There are three candle waxes primarily considered 'natural', soy wax, palm wax and beeswax.
What does natural mean? The simple definition of ‘natural’ made by the Merriam-Webster dictionary states:
- existing in nature and not made or caused by people:coming from nature
- not having any extra substances or chemicals added : not containing anything artificial
- usual or expected
Is candle wax still natural if it is hydrogenated to make it hard? I found this article on soy wax production interesting. You may too. It told me more about soy wax production than I have been able to find anywhere before. Soy wax people hold the mysteries of soy wax production pretty close and don’t disclose much. The article says soy oil is bleached to make candle wax. The hydrogenation of soy wax is achieved in the presence of heat and a nickel catalyst. Does that mean nickel becomes part of the wax? The article also goes on to say that this hydrogenation process will produce a wax suitable for container candles. To make harder wax needed for something like votives, stearic acid (which comes from animal or vegetable fat) or paraffin must be added to soy wax.
Palm wax is the other vegetable wax that is considered natural. One maker of palm wax says it is made by separating fatty acids from palm oil using extreme fluctuations in temperature and pressure. They also say they don’t add anything to it. They have a chart which compares palm wax to soy wax and paraffin. I found these comparisons interesting but what jumped out at me is they did not compare palm wax to beeswax. We used to make palm wax candles until 2009. Palm wax candles have crystalline patterns in the wax and are very pretty. You might be interested in reading why we decided to stop making palm wax candles.
Beeswax only needs to be well filtered to make beautiful candles. Beeswax is the only natural wax essentially used in its native state. We consider it a gift of nature. It is the purest and most natural of waxes with the least processing and no additives.

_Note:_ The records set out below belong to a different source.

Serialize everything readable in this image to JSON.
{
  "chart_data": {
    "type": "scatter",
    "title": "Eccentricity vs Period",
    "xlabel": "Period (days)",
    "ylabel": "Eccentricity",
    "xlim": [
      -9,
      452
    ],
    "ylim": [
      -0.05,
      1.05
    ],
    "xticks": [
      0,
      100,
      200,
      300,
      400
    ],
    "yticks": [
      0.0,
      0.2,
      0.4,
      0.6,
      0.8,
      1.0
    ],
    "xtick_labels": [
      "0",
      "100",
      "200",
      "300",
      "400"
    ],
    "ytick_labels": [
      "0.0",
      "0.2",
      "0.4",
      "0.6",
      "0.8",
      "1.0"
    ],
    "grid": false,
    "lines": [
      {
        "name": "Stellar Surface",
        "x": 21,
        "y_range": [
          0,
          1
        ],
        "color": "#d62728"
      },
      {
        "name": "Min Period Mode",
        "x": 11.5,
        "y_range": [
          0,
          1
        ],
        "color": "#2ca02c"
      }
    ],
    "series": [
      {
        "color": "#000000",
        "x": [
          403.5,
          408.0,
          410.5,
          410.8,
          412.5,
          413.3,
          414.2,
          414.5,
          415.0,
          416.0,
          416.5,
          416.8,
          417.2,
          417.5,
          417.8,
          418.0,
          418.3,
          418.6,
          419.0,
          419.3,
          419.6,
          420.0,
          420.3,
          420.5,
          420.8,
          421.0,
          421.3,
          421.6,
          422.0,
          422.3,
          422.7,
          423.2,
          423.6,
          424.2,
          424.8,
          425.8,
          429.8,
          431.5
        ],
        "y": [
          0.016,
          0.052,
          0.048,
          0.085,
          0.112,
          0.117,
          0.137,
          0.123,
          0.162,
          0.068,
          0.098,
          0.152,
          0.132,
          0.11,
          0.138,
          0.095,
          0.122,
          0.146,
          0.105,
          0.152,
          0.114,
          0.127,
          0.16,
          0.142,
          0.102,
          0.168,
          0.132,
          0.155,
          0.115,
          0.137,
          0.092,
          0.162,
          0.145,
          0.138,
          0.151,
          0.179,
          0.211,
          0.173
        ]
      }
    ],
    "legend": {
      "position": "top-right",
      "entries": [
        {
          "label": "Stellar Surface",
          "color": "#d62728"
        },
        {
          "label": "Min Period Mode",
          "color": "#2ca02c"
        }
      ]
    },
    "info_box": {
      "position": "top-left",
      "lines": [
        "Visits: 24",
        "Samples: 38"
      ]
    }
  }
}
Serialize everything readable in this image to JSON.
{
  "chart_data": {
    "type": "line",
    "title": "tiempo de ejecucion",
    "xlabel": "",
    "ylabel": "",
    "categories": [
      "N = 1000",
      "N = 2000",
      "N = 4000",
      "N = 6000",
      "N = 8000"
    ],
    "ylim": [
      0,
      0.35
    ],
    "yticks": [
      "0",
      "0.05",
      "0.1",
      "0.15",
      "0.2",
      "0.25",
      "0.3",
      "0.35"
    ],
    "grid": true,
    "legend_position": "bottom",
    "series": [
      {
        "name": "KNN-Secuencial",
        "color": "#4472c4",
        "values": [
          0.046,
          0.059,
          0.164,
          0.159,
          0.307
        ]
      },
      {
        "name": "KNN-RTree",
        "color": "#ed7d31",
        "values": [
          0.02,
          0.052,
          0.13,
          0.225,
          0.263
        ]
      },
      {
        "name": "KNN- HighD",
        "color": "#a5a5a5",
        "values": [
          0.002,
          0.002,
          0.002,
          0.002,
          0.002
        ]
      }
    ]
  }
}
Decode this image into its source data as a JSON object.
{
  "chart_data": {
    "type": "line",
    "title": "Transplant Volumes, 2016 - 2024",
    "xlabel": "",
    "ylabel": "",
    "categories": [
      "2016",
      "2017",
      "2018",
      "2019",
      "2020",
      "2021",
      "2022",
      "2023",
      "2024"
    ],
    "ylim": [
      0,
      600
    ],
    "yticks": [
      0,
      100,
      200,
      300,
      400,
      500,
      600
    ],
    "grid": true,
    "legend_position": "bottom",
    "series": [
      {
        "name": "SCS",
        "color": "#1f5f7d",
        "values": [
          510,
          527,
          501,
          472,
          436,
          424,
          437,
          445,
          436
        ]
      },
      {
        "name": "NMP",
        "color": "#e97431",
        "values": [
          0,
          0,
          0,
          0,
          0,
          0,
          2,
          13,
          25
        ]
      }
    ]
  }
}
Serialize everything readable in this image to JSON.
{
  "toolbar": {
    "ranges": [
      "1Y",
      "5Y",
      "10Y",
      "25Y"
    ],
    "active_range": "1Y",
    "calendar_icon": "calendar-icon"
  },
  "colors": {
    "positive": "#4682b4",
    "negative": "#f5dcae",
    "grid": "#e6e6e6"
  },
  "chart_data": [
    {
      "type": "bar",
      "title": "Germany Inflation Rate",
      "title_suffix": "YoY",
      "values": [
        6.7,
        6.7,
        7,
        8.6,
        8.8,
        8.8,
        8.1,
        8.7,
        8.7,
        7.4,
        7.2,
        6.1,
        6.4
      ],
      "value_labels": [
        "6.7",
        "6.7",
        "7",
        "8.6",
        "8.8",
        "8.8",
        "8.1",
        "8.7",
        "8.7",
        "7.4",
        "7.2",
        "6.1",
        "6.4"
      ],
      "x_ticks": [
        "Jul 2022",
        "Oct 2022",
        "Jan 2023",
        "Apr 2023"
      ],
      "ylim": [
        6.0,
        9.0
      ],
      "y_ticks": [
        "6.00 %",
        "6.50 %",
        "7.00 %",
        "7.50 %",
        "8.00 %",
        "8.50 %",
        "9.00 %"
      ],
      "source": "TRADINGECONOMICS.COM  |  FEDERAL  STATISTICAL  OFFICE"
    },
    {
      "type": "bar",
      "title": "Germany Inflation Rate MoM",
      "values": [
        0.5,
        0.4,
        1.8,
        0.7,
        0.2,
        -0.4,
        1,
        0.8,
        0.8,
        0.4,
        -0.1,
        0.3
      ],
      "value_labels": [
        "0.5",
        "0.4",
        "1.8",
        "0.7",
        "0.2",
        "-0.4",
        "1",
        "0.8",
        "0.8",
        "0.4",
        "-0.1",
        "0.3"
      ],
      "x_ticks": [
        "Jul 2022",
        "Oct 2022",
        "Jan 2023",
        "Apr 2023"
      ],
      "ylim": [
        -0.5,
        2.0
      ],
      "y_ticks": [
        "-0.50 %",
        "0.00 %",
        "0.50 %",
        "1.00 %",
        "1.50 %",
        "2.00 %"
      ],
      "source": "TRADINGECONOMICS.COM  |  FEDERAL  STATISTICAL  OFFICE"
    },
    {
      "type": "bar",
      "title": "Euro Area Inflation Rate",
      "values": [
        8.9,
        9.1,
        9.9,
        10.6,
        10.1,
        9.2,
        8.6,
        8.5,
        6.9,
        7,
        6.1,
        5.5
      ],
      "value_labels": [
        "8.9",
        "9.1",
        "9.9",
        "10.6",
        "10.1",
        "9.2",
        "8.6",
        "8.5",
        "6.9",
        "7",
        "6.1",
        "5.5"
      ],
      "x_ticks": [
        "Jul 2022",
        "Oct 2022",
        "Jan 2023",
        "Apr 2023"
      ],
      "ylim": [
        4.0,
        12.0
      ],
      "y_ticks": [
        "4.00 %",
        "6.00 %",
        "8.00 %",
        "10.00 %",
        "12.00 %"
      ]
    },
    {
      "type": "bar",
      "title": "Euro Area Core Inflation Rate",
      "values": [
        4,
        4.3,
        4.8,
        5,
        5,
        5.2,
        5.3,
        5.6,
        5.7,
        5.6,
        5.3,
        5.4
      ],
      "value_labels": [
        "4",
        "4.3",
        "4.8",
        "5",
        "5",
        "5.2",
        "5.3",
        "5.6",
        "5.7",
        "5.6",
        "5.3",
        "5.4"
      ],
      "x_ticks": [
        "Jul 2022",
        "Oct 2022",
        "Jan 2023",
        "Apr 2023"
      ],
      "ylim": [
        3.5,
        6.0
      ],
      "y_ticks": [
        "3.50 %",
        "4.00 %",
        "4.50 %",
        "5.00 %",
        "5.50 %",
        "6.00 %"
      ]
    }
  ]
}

We do our own candle wax comparisons here. I recommend that you take the time to read it. Candle wax comparisons comes in the second half of this article:
I have asked a few questions throughout this article – because I can’t find the answers. If you know the answer please tell us. I leave it with you. If you were looking for a ‘natural’ candle which wax would you choose? I am curious - do you base your choice on price or purity?